Она никогда не проговорится Аннушке, что в последний день, когда еще можно было выходить из гетто и когда сама Аннушка находилась на винограднике, Ене, собрав остатки мужества, вынес в город, чтобы передать Аннушке, свою заветную шкатулку, из-за которой Аннушка столько раз бранила его: «Зачем ты хранишь при себе эту дурацкую шкатулку, Ене? Деньги у тебя отберут, да и тебя еще, чего доброго, пристукнут. А не будет шкатулки, на какие шиши я тебе построю потом новую мастерскую?» Но папа надеялся, что, имея ценности под рукой, он сможет хоть как-то облегчить мамину участь; он не расставался с этой надеждой до самого последнего дня. Никогда не проговорится она Аннушке, что папа в тот день успел написать ей, Эве: обиняками он давал понять ей, что шкатулку она должна получить у Арпада. В память их дома на улице Чидер, во имя чистой души Ене, в благодарность за картину, на которой Аннушка изобразила их мастерскую, за те слезы, которые она пролила, оплакивая Ене и маму, пусть Приемыш убирается подобру-поздорову. Чтобы Аннушке в автобиографии не приходилось указывать, что ее приемный брат - мародер.
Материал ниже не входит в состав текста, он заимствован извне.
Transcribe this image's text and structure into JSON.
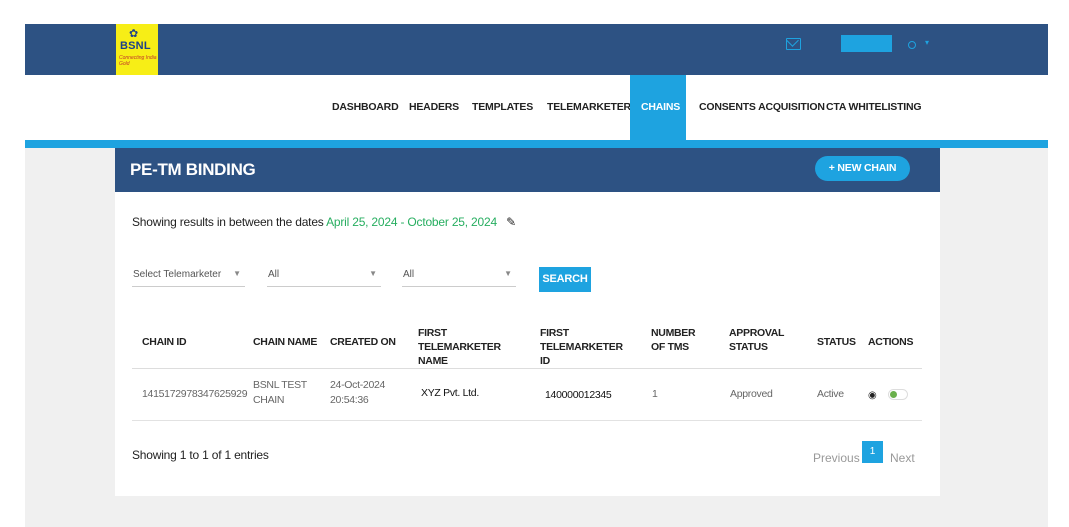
{
  "brand": {
    "logo_text": "BSNL",
    "tagline": "Connecting India Gold"
  },
  "nav": {
    "items": [
      {
        "label": "DASHBOARD"
      },
      {
        "label": "HEADERS"
      },
      {
        "label": "TEMPLATES"
      },
      {
        "label": "TELEMARKETERS"
      },
      {
        "label": "CHAINS",
        "active": true
      },
      {
        "label": "CONSENTS ACQUISITION"
      },
      {
        "label": "CTA WHITELISTING"
      }
    ]
  },
  "card": {
    "title": "PE-TM BINDING",
    "new_button": "+ NEW CHAIN"
  },
  "filters": {
    "range_prefix": "Showing results in between the dates",
    "range_dates": "April 25, 2024 - October 25, 2024",
    "telemarketer_select": "Select Telemarketer",
    "select_two": "All",
    "select_three": "All",
    "search_button": "SEARCH"
  },
  "table": {
    "headers": [
      "CHAIN ID",
      "CHAIN NAME",
      "CREATED ON",
      "FIRST TELEMARKETER NAME",
      "FIRST TELEMARKETER ID",
      "NUMBER OF TMS",
      "APPROVAL STATUS",
      "STATUS",
      "ACTIONS"
    ],
    "rows": [
      {
        "chain_id": "1415172978347625929",
        "chain_name": "BSNL TEST CHAIN",
        "created_on": "24-Oct-2024 20:54:36",
        "first_tm_name": "XYZ Pvt. Ltd.",
        "first_tm_id": "140000012345",
        "num_tms": "1",
        "approval_status": "Approved",
        "status": "Active"
      }
    ]
  },
  "pagination": {
    "entries_text": "Showing 1 to 1 of 1 entries",
    "previous": "Previous",
    "current": "1",
    "next": "Next"
  },
  "colors": {
    "navy": "#2d5283",
    "accent": "#1ea3e0",
    "logo_yellow": "#f7ee16",
    "date_green": "#27ae60"
  }
}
И она еще упрекает Анжу в непрактичности! Ну а что тогда говорить об Аннушке, которая ничего не рисует напоказ и даже отказывается от участия в выставках, а занимается прикладным ремеслом и как будто бы так ничего и не добилась в жизни? Ведь Аннушка тоже ничего не рисует по заказам. Аннушка… Анжу…
«Я коммунистка, - думала Эва.
– Я стала коммунисткой для того, чтобы оставить в наследие своему сыну более разумный мир. Но отчего иногда мне больно видеть заколоченные мелкие мастерские? Наверное, оттого, что Ене так любил свою мастерскую и свое ремесло. Мы хотим добра, но сколько еще недочетов и упущений кругом. Аннушка стала большим художником. Как жаль, что люди не знают об этом!»
Процессия медленно спускалась по затянутым черным ковром ступеням, старуха впереди нее споткнулась и Аннушка, шедшая сзади, поддержала ее. Изрытое морщинами, уродливо размалеванное косметикой лицо на миг оказалось в неприятной близости. Старуха пробормотала что-то неразборчивое, очевидно, благодарила.
– Держись за мою руку, Бабушка!
– сказала Аннушка.
– Я помогу тебе сойти.
«Значит, это Аннушка, - думала Дечи, - младшая дочь Эдит, та, что бежала из дому и вела в Пеште распутную жизнь».